Owning up to mistakes can pave the way for stronger, more authentic brand relationships, Zach argues, and foster a culture of accountability and transparency.

"People wake up with honest awareness they're fallible. It's okay to be fallible too. To own the fallibility, you can create a deeper sense of connection with your employees and your market."

Storytelling Is the Best Way to Engage Your Consumers

Storytelling can amplify product value and mold consumer preferences when woven effectively into product narratives that resonate with consumers on a personal level.

This is achieved using humor and relatable experiences.

"What often happens is brands will try to do some product storytelling, but the stories will be too generic. They will put the pressure on the market to transpose the story and fit it back to their use case, which is wrong," Zach says.

Learn How to Effectively Add Humor to Your Site

"People aren't paying attention."

"Make it easy for your market so that you can get conversions by making sure that you're telling stories that they don't have to do too much transposing for to fit their potential use case."

Zach emphasized the necessity of intimately knowing and respecting the target personas for any given product. He illustrates this by suggesting brands meticulously identify and understand the diverse demographics they aim to reach.

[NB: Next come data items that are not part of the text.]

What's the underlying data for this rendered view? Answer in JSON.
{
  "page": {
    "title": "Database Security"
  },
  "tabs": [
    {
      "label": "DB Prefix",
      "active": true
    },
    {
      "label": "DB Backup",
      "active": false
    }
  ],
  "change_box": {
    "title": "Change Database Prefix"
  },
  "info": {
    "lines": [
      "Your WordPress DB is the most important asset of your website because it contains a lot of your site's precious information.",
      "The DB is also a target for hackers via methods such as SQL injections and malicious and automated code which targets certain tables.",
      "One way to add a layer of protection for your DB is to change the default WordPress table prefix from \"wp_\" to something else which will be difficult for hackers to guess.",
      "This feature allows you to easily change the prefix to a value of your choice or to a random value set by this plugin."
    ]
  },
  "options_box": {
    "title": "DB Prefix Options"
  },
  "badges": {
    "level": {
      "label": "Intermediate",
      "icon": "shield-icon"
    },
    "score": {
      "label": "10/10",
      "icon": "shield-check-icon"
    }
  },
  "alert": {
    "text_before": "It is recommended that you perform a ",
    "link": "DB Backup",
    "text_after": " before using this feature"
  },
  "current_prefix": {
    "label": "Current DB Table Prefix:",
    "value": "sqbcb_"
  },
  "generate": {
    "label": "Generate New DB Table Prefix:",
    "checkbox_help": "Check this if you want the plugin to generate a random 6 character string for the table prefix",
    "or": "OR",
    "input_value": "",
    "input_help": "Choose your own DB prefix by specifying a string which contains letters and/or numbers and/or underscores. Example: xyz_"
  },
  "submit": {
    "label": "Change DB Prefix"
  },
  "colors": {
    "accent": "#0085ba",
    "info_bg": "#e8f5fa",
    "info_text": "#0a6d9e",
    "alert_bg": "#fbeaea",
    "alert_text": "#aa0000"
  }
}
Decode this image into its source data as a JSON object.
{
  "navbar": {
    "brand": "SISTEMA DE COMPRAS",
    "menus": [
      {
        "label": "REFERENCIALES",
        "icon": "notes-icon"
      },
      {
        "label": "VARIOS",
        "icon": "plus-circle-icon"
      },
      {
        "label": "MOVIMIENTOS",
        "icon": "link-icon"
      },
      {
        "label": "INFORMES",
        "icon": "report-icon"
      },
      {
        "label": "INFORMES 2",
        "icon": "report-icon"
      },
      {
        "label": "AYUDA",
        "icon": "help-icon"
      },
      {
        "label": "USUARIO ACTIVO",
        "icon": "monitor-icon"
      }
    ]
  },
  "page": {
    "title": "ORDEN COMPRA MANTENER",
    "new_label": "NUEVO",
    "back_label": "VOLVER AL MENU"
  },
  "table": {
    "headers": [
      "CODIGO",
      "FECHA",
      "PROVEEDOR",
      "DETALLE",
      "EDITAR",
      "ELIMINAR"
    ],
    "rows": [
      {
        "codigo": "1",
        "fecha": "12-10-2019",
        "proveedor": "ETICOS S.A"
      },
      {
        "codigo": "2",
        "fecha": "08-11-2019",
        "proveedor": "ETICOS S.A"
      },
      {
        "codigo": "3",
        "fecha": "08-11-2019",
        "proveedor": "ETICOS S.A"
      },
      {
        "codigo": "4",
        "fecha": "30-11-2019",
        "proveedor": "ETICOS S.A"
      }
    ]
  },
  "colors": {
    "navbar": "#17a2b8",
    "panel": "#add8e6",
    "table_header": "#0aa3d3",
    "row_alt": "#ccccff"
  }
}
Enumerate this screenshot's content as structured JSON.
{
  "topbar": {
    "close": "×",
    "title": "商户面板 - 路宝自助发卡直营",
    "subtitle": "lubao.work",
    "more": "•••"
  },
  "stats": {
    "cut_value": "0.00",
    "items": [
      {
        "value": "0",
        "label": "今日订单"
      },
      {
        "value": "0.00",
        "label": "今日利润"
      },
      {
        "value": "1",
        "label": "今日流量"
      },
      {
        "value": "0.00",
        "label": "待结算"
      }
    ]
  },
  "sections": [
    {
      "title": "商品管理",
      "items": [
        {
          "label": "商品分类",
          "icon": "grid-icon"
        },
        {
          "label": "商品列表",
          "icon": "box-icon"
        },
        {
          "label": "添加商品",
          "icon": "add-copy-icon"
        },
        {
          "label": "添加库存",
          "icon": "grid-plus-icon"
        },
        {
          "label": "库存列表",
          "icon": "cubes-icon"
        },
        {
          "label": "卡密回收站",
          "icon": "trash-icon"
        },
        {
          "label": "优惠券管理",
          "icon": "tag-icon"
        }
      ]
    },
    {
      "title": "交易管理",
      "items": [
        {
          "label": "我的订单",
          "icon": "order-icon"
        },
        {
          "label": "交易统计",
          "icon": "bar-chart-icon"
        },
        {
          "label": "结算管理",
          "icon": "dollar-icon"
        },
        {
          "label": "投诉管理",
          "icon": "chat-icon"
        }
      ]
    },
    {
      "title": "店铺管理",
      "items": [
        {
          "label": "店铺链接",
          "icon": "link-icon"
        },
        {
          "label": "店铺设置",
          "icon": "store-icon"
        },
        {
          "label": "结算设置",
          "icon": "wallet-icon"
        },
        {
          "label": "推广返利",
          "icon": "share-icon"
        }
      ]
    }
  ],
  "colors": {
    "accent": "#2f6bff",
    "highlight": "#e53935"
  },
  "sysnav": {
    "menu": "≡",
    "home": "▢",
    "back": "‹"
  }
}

Your target audience includes varying:

  1. Age groups
  2. Ethnic backgrounds
  3. Geographical locations

By extracting and highlighting authentic stories from representatives of each demographic segment, every brand can showcase how its product fits into various real-life scenarios, making the value proposition palpable.

Zach advocates for creating direct, specific, and engaging stories that clearly illustrate the product's impact, facilitating the consumer's ability to see the product's relevance in their own life without the need for mental gymnastics.

Learn What Is Purpose-Driven Branding

Effective storytelling isn't just about sharing a product's features or benefits in isolation but about situating these within compelling, human-centered narratives that speak directly to the hearts and minds of potential customers.

This storytelling approach fosters the deepest connections and drives meaningful engagement.